Дед предлагает посторожить, пока беглецы поспят. Хлопцы идут в хлев, на сено, Маню с ребенком оставляют в хате. Добрый у Лобика дед. Уход к партизанам внука и его товарищей принял как должное. А недавно, допрашивая о сыне, его самого немцы трясли.
Два или три часа сна пролетают мгновенно. Хлопцы вскакивают, вскидывают на плечи винтовки, по очереди целуются с дедом, с бабкой. Она напаковала Ивану полную торбу.
- Мы будем приходить, - говорит Лобик. - Ночью...
Дед согласно кивает головой.
Темная, удивительно теплая ночь. До рассвета еще далеко. Три дуба на дедовом огороде возвышаются во мраке, как огромные башни.
Беглецы пересекают дорогу на Кавеньки, где теперь стоят власовцы, по просеке направляются в сторону Малкович. Прощай, местечко! К партизанам Митя с Лобиком собирались давно, были готовы махнуть туда еще прошлым летом, но так все сложилось, что задержались надолго. Славы в партизанах они уже не добудут. Если что ими сделано, то тут, в местечке...
Неподвластная его воле сила клонит Митю ко сну. Как только добрались до кустов, он просит остановиться, передохнуть. Ложится под куст и сразу проваливается в сон. Трава кажется мягкой, ласковой, земля - теплой. Лобик расталкивает Митю, когда уже начинает светать. Далеко они не отошли, сбились с направления даже тут, в окрестностях местечка. В какой-нибудь полуверсте от кустов дубняка, где сделали привал, - Птахов переезд.

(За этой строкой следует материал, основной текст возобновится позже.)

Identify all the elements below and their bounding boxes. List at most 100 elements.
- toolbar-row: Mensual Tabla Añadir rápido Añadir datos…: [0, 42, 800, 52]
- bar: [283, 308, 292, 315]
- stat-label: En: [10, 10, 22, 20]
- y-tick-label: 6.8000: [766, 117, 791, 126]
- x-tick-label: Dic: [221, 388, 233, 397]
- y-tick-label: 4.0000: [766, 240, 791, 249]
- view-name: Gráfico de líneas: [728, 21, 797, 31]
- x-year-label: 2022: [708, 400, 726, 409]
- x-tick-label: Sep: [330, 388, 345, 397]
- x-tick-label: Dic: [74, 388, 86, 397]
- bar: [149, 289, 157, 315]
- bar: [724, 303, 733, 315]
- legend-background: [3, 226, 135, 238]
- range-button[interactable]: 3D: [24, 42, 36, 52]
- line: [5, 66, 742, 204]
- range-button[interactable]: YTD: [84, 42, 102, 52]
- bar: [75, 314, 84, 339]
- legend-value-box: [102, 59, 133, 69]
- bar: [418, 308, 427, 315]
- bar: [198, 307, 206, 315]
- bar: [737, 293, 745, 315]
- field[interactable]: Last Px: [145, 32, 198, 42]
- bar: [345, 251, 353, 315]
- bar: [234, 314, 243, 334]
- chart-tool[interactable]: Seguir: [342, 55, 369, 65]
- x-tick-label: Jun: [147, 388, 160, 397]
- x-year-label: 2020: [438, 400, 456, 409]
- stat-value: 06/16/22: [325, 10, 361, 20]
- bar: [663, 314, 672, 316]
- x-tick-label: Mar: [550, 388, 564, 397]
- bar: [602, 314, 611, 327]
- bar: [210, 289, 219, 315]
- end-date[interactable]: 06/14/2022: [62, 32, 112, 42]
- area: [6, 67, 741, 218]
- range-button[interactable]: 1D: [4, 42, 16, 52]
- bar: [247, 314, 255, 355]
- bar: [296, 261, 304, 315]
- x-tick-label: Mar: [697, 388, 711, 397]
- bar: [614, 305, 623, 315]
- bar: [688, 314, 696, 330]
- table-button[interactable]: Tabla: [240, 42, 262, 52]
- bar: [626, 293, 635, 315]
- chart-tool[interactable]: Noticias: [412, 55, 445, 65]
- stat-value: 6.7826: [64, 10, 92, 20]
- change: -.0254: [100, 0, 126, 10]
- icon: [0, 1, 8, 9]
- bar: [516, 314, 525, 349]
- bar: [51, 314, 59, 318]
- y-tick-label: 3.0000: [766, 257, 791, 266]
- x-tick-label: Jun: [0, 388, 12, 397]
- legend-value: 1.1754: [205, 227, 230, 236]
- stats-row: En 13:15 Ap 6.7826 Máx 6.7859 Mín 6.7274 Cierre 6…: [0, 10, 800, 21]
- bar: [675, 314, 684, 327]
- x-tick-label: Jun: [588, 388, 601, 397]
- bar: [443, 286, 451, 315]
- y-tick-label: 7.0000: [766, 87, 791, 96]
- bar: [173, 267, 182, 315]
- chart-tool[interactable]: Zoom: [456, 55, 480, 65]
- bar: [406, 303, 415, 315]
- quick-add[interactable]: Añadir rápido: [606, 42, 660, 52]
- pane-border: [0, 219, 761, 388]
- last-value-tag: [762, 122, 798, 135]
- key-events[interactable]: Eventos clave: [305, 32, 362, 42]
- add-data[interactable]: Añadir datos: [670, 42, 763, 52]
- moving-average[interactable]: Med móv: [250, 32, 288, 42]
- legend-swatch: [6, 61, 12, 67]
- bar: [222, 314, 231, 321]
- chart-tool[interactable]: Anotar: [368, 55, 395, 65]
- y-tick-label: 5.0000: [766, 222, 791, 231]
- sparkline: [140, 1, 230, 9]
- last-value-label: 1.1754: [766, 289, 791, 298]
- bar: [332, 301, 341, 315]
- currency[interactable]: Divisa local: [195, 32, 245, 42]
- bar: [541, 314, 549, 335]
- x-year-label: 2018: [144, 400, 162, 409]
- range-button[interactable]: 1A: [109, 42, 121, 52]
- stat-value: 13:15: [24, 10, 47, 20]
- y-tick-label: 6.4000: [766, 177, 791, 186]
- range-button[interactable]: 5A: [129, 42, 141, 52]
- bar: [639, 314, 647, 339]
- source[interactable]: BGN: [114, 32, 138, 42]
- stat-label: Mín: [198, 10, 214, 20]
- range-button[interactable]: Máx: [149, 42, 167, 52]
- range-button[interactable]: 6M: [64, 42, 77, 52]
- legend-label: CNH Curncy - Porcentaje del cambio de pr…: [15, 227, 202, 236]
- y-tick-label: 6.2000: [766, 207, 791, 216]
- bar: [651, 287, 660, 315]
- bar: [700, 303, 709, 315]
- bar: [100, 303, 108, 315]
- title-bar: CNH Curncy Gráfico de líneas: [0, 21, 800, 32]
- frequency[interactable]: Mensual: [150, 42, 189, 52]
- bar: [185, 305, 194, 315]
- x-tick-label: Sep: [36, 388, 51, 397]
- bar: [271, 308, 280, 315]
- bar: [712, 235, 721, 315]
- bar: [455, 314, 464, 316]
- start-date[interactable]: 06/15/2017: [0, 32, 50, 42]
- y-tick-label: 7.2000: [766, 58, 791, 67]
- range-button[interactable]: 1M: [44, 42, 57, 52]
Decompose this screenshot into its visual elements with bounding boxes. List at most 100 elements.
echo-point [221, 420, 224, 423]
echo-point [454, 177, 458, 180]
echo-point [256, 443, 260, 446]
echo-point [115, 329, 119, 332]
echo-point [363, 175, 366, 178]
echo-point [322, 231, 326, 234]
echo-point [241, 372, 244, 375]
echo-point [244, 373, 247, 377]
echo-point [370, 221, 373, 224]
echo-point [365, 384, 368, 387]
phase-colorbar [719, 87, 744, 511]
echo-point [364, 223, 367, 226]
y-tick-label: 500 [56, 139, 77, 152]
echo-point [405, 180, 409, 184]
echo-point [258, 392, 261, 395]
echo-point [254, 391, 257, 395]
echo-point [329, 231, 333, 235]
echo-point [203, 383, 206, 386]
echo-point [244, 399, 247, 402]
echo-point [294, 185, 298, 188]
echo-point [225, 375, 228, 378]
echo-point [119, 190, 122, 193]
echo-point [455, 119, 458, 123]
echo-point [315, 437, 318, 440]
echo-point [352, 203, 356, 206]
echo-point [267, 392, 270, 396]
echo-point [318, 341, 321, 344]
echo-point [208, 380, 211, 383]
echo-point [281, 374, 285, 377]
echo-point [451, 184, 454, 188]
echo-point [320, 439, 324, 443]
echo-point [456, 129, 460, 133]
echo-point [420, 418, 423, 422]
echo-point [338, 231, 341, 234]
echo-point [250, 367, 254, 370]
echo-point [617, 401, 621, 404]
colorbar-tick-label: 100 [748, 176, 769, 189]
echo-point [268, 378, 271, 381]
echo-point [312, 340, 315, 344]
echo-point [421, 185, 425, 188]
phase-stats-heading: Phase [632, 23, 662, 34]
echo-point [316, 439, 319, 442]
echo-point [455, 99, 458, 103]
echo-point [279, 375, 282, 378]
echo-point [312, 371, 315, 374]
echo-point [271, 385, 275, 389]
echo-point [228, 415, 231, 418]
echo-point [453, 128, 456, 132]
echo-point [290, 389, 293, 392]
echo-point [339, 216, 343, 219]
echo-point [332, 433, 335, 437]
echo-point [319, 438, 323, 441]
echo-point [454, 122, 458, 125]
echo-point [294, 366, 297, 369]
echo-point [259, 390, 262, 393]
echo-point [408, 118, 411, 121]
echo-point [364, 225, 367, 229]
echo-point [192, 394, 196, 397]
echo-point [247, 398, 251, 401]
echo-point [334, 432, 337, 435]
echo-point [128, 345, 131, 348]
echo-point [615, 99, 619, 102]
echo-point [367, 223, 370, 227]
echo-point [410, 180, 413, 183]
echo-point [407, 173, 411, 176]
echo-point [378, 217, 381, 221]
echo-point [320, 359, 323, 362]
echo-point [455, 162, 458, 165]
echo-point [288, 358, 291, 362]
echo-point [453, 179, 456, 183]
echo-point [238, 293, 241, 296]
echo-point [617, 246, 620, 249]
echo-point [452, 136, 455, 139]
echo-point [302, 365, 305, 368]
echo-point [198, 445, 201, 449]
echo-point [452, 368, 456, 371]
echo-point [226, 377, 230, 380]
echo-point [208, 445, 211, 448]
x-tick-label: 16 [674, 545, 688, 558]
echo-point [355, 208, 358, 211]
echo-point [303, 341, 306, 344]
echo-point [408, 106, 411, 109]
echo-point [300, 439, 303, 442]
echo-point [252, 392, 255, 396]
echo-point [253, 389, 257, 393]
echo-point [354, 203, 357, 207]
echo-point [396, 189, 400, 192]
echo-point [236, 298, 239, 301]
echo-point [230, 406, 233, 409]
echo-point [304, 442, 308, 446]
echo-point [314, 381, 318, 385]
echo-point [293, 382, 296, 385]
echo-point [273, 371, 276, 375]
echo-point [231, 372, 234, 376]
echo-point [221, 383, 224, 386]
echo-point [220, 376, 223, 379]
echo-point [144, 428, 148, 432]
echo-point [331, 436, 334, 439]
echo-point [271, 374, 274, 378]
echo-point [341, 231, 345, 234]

В зыбком полумраке рассвета сосна, будка кажутся незнакомыми. На душе у Мити тихая тоска. Прощай, сосна! Ты была как живая, как друг, столько с тобой всего связано. Стой, как стояла, жди моего возвращения. Уже близко то, о чем шумели ветры в твоих задумчивых ветвях...

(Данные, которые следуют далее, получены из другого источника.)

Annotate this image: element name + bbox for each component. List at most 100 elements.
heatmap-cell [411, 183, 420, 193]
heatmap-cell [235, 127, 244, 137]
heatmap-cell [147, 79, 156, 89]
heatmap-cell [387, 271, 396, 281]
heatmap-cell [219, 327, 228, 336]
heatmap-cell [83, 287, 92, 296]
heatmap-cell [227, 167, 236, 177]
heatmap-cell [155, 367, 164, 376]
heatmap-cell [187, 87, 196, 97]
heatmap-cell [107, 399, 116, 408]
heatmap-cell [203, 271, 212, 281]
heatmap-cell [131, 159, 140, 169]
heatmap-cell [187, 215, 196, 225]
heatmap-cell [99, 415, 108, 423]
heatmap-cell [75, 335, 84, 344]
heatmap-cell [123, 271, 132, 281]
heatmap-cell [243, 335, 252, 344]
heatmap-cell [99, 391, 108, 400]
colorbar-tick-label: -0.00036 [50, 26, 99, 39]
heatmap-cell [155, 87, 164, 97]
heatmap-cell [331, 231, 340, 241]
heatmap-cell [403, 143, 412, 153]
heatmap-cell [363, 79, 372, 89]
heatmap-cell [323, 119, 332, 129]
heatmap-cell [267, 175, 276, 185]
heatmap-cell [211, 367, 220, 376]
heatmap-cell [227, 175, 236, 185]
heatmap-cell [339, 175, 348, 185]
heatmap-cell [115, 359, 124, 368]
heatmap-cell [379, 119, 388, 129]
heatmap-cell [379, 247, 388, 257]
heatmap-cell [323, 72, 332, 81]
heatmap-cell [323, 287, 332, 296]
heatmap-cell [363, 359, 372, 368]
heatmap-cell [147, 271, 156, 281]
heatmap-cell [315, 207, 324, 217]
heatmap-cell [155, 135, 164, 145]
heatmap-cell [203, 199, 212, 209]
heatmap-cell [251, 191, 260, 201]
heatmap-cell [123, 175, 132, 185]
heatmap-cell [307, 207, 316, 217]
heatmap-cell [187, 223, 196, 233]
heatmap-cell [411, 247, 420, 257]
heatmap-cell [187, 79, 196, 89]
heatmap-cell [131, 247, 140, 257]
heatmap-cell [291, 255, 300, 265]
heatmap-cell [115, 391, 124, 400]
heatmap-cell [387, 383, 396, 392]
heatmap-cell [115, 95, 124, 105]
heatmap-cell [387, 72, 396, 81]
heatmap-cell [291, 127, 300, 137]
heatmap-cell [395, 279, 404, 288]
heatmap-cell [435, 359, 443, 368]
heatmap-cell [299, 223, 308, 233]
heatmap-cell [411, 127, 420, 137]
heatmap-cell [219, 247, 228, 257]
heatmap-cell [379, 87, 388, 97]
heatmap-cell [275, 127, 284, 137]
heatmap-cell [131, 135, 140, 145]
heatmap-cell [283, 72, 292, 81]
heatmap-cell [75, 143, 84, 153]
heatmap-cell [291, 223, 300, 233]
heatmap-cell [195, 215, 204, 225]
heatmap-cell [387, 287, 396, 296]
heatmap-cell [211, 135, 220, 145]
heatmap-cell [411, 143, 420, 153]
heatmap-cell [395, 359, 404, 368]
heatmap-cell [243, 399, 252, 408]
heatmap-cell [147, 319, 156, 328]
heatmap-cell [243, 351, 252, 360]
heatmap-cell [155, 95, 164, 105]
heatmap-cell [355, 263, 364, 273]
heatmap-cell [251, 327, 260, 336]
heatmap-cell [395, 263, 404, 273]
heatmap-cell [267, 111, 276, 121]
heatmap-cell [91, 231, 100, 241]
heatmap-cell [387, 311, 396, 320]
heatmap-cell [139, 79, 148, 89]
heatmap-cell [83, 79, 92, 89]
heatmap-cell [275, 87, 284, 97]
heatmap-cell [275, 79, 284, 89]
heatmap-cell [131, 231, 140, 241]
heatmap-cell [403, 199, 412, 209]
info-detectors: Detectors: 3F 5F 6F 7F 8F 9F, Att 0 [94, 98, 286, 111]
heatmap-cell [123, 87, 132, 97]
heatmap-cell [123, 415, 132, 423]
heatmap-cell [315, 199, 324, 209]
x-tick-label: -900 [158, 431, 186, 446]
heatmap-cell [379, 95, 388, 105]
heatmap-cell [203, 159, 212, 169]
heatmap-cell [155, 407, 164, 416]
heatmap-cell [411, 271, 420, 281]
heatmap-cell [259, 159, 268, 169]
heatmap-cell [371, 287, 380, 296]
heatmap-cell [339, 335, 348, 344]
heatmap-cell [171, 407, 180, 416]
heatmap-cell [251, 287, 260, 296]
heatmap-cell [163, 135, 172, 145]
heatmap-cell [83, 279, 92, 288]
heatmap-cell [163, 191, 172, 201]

Надо быстрее вырываться из местечка, и беглецы прибавляют шагу. Снова идут вырубками, потом углубляются в лес. Дубы стоят вперемежку с березами, ольхами, густой папоротник выше колен. Лес только просыпается, там и сям в низковатых лощинках между деревьями висят космы тумана. Пахнет грибами. Начинают подавать голос первые птицы.
Но вот кончаются последние полянки, на которых местечковцы что-нибудь сеют. Грядой сосняка беглецы направляются на запад, не теряя из виду дороги, которая ведет на Озерки. Пройдя километра четыре, Митя снова просит сделать остановку. Никак не может преодолеть всевластной тяги ко сну. Хлопцы недоуменно пожимают плечами, но соглашаются. Садятся на землю, достают из торб запасы продуктов. Митя есть не хочет, кладет мешок под голову, сквозь приятную полудрему несколько минут еще слышит голоса хлопцев, их смех, но вскоре все это исчезает - расплывается, он пребывает во власти беспробудного сна. Спит долго, часа три или четыре, а когда просыпается, солнце уже висит над вершинами сосен.
Маня, отвернувшись, расстегнув кофточку, кормит грудью ребенка. Хлопцы, лежа на животах, играют в карты. Видимо, Сергей прихватил из дома.
Митя не хочет признаваться, но он еще не выспался. Откуда это неодолимое желание отдыха, забытья, которое висит над Митей как наваждение? Может, в поспешном сне, в забытьи, которых жаждут душа и тело, выходят тревоги, волнения, какими было заполнено Митино существование в местечке? Скорее всего, именно так, ибо он никогда много не спал, чувствовал себя бодро даже тогда, когда всю ночь читал книгу.
Снова медленно двигаются на запад. Спешить не надо, встреча с Мазуренкой назначена на послезавтра, в запасе еще целый день.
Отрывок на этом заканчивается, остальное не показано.